JACKSONVILLE, Fla. – Many years ago, before "Krzyzewski" became a name most basketball fans could spell, Millard "Perky" Plumlee met Leslie Schultz at Purdue's basketball camp.
They were working there as counselors in 1979. She played collegiately for Purdue. He played at Tennessee Tech but was from West Lafayette, Ind.
When he met her, he thought she was prettier than any of the women playing basketball at his school. Nothing more came of that initial attraction, at least not right away. But they were destined to share a charmed life with the sport that brought them together as a constant focal point for them and the children they would raise.
Flash forward to last weekend's ACC Tournament semifinals in Greensboro.
Duke freshman forward Mason Plumlee, all 6 feet 10 of him, was barreling down the court with the ball on a 2-on-1 break against Miami.
He tossed a perfect alley-oop pass over the hapless defender to where only his teammate could grab it. Miles Plumlee, a 6-10 sophomore center and Mason's older brother, grabbed the pass out of the air and slammed it home.
In the stands behind the Duke bench at the Greensboro Coliseum, Perky and Leslie stood up and cheered. To their right, a younger, bigger taller Plumlee brother stood, clapping vigorously.

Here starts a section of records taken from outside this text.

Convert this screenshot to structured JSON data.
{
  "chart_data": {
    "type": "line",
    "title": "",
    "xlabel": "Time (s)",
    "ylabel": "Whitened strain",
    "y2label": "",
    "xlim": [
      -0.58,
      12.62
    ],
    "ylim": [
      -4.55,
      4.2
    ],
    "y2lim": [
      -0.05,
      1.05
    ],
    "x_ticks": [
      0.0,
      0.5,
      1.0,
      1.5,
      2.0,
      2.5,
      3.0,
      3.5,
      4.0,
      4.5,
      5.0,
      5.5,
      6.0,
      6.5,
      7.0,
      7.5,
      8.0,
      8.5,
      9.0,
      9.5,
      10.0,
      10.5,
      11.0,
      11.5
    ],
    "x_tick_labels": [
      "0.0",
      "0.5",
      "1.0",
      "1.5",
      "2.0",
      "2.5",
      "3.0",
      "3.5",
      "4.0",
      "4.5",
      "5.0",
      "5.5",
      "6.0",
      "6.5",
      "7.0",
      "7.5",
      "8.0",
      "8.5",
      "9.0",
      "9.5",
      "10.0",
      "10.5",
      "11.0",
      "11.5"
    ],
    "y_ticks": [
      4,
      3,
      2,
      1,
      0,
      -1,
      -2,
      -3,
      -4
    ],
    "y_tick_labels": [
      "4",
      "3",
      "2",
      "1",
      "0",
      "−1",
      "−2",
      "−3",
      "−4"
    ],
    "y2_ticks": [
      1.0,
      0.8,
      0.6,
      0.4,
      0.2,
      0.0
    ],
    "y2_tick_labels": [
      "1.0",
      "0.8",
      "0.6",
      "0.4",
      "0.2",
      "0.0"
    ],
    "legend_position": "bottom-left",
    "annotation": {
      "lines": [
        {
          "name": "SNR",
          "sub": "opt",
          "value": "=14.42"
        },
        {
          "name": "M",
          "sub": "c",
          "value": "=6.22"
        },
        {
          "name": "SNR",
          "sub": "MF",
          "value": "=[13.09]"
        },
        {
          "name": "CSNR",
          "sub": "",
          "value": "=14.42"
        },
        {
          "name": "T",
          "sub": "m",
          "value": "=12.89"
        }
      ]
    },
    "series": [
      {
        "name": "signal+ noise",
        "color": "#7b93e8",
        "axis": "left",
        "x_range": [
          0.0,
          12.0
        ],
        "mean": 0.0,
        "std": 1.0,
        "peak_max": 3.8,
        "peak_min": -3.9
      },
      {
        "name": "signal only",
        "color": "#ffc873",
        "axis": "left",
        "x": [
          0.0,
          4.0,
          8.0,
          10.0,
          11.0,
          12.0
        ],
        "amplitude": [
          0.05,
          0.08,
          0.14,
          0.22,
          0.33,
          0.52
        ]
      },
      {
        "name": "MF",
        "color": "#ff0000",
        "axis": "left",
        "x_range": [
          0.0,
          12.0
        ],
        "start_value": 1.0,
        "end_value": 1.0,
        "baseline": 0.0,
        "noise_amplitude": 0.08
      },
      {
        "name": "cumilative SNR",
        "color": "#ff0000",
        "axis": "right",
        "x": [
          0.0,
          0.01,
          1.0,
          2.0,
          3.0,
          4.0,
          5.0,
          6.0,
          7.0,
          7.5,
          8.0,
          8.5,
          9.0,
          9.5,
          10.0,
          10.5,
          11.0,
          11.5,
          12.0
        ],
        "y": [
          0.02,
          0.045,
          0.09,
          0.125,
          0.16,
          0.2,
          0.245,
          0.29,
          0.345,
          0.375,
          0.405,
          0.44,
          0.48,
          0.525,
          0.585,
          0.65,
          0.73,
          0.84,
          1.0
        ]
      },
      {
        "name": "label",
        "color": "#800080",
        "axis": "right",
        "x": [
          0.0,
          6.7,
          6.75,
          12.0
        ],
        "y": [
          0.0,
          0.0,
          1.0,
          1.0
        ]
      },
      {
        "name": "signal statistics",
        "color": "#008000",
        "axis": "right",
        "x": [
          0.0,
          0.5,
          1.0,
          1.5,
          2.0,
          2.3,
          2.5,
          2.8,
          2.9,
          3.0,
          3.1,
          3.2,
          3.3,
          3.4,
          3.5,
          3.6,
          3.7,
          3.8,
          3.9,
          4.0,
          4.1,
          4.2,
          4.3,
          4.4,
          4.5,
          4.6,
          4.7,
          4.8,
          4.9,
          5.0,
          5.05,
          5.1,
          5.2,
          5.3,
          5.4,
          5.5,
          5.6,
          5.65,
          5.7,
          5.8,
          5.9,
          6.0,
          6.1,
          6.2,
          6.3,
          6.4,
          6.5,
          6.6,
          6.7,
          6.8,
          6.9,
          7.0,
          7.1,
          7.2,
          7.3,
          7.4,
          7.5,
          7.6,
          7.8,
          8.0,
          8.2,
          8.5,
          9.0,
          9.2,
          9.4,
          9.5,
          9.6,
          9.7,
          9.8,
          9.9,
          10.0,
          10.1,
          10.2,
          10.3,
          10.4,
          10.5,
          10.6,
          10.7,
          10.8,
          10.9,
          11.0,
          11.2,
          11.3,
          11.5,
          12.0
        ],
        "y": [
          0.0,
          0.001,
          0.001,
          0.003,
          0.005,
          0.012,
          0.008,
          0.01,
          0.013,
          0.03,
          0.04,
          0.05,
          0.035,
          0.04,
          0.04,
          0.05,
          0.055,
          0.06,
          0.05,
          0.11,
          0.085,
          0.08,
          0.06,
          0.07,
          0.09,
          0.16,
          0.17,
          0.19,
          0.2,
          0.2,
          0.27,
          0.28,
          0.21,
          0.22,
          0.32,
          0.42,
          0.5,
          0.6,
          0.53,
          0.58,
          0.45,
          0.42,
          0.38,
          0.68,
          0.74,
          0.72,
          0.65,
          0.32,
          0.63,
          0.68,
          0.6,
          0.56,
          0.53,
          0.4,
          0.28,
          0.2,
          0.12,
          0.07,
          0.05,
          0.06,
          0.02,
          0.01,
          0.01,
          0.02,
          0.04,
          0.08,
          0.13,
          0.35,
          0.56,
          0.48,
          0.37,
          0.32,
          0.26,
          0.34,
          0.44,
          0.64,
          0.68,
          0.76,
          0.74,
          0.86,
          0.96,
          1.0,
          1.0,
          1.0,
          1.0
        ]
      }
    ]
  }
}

Marshall Plumlee is a 7-foot junior who just led Christ School in Arden, N.C., to its fourth straight NCISAA private schools state title. He, too, has scholarship offers to play basketball at many Division I schools, including Duke.
His older brothers have been key reserves on a Duke team that's has won the ACC regular-season and tournament titles. They appear to be the future for the Blue Devils in the frontcourt, but they're also key parts of the No. 1-seeded Blue Devils' present, which includes a second-round NCAA Tournament game Sunday against No. 8 California.